Making this more general is left as an exercise.  But I wouldn't
recommend it really.  I find personally that downscoring top-posters is
a pretty poor way to judge content.  If it works for you, great, but you
must not exchange email with very many normal people. :)

-- 
David Champion • d...@bikeshed.us


Re: scoring top posters

2015-07-29 Thread Fred Smith
On Wed, Jul 29, 2015 at 02:38:30PM -0500, David Champion wrote:
 Simplest idea I have is to add a procmail (or whatever) rule to detect 
 top-posting,
 then insert a yes or no header into the message:
 
   X-Top-Posted: yes
 
 Then it's trivial to score it in mutt.

and just to satisfy my curiosity, how would such a procmail rule look/work?


-- 
 Fred Smith -- fre...@fcshome.stoneham.ma.us -
  For him who is able to keep you from falling and to present you before his 
 glorious presence without fault and with great joy--to the only God our Savior
 be glory, majesty, power and authority, through Jesus Christ our Lord, before
 all ages, now and forevermore!

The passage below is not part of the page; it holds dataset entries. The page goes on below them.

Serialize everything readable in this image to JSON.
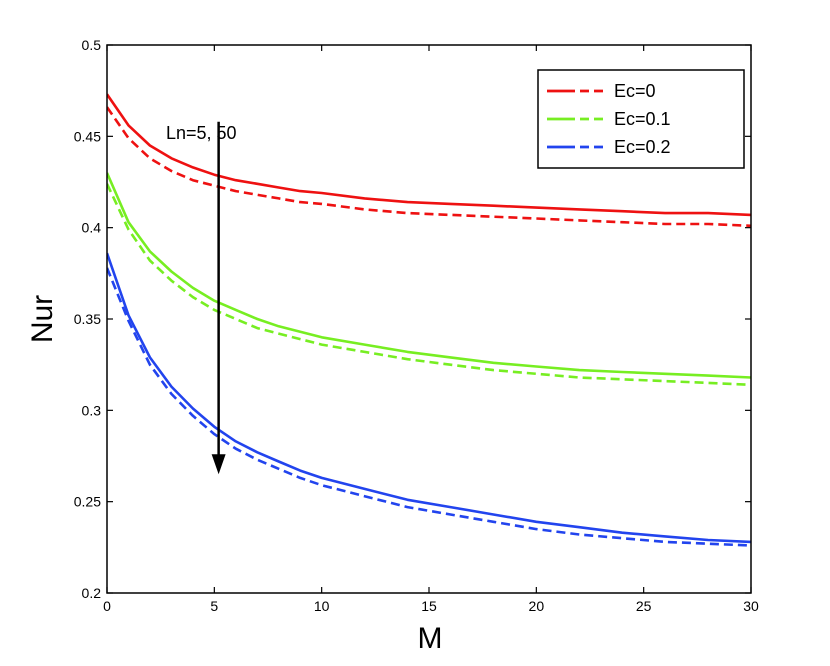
{
  "chart_data": {
    "type": "line",
    "title": "",
    "xlabel": "M",
    "ylabel": "Nur",
    "xlim": [
      0,
      30
    ],
    "ylim": [
      0.2,
      0.5
    ],
    "xticks": [
      0,
      5,
      10,
      15,
      20,
      25,
      30
    ],
    "xtick_labels": [
      "0",
      "5",
      "10",
      "15",
      "20",
      "25",
      "30"
    ],
    "yticks": [
      0.2,
      0.25,
      0.3,
      0.35,
      0.4,
      0.45,
      0.5
    ],
    "ytick_labels": [
      "0.2",
      "0.25",
      "0.3",
      "0.35",
      "0.4",
      "0.45",
      "0.5"
    ],
    "grid": false,
    "legend_position": "top-right",
    "legend": [
      {
        "label": "Ec=0",
        "color": "#ee1111"
      },
      {
        "label": "Ec=0.1",
        "color": "#77ee22"
      },
      {
        "label": "Ec=0.2",
        "color": "#2244ee"
      }
    ],
    "annotation": {
      "text": "Ln=5, 50",
      "arrow_x": 5.2,
      "arrow_y_start": 0.458,
      "arrow_y_end": 0.265
    },
    "x": [
      0,
      1,
      2,
      3,
      4,
      5,
      6,
      7,
      8,
      9,
      10,
      12,
      14,
      16,
      18,
      20,
      22,
      24,
      26,
      28,
      30
    ],
    "series": [
      {
        "name": "Ec=0, Ln=5",
        "group": "Ec=0",
        "color": "#ee1111",
        "dash": "solid",
        "values": [
          0.473,
          0.456,
          0.445,
          0.438,
          0.433,
          0.429,
          0.426,
          0.424,
          0.422,
          0.42,
          0.419,
          0.416,
          0.414,
          0.413,
          0.412,
          0.411,
          0.41,
          0.409,
          0.408,
          0.408,
          0.407
        ]
      },
      {
        "name": "Ec=0, Ln=50",
        "group": "Ec=0",
        "color": "#ee1111",
        "dash": "dashed",
        "values": [
          0.466,
          0.449,
          0.438,
          0.431,
          0.426,
          0.423,
          0.42,
          0.418,
          0.416,
          0.414,
          0.413,
          0.41,
          0.408,
          0.407,
          0.406,
          0.405,
          0.404,
          0.403,
          0.402,
          0.402,
          0.401
        ]
      },
      {
        "name": "Ec=0.1, Ln=5",
        "group": "Ec=0.1",
        "color": "#77ee22",
        "dash": "solid",
        "values": [
          0.43,
          0.403,
          0.387,
          0.376,
          0.367,
          0.36,
          0.355,
          0.35,
          0.346,
          0.343,
          0.34,
          0.336,
          0.332,
          0.329,
          0.326,
          0.324,
          0.322,
          0.321,
          0.32,
          0.319,
          0.318
        ]
      },
      {
        "name": "Ec=0.1, Ln=50",
        "group": "Ec=0.1",
        "color": "#77ee22",
        "dash": "dashed",
        "values": [
          0.424,
          0.399,
          0.382,
          0.371,
          0.362,
          0.355,
          0.35,
          0.345,
          0.342,
          0.339,
          0.336,
          0.332,
          0.328,
          0.325,
          0.322,
          0.32,
          0.318,
          0.317,
          0.316,
          0.315,
          0.314
        ]
      },
      {
        "name": "Ec=0.2, Ln=5",
        "group": "Ec=0.2",
        "color": "#2244ee",
        "dash": "solid",
        "values": [
          0.386,
          0.352,
          0.329,
          0.313,
          0.301,
          0.291,
          0.283,
          0.277,
          0.272,
          0.267,
          0.263,
          0.257,
          0.251,
          0.247,
          0.243,
          0.239,
          0.236,
          0.233,
          0.231,
          0.229,
          0.228
        ]
      },
      {
        "name": "Ec=0.2, Ln=50",
        "group": "Ec=0.2",
        "color": "#2244ee",
        "dash": "dashed",
        "values": [
          0.378,
          0.349,
          0.325,
          0.309,
          0.297,
          0.287,
          0.279,
          0.273,
          0.268,
          0.263,
          0.259,
          0.253,
          0.247,
          0.243,
          0.239,
          0.235,
          0.232,
          0.23,
          0.228,
          0.227,
          0.226
        ]
      }
    ]
  }
}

Amen.
- Jude 1:24,25 (niv) -


Re: scoring top posters

2015-07-29 Thread David Champion
Simplest idea I have is to add a procmail (or whatever) rule to detect 
top-posting,
then insert a yes or no header into the message:

X-Top-Posted: yes

Then it's trivial to score it in mutt.

* On 29 Jul 2015, Matthias Apitz wrote: 
 
 Hello,
 
 I'm using scoring to mark, auto delete, ... certain mails I do not want
 to read. I'd like to auto-score top posters for the next mail. For the
 first mail it is not possible due to scoring is based on header lines.
 But the sender could be scored with -10 or -20 for the next mail...
 
 Any ideas how to implement this as automagically?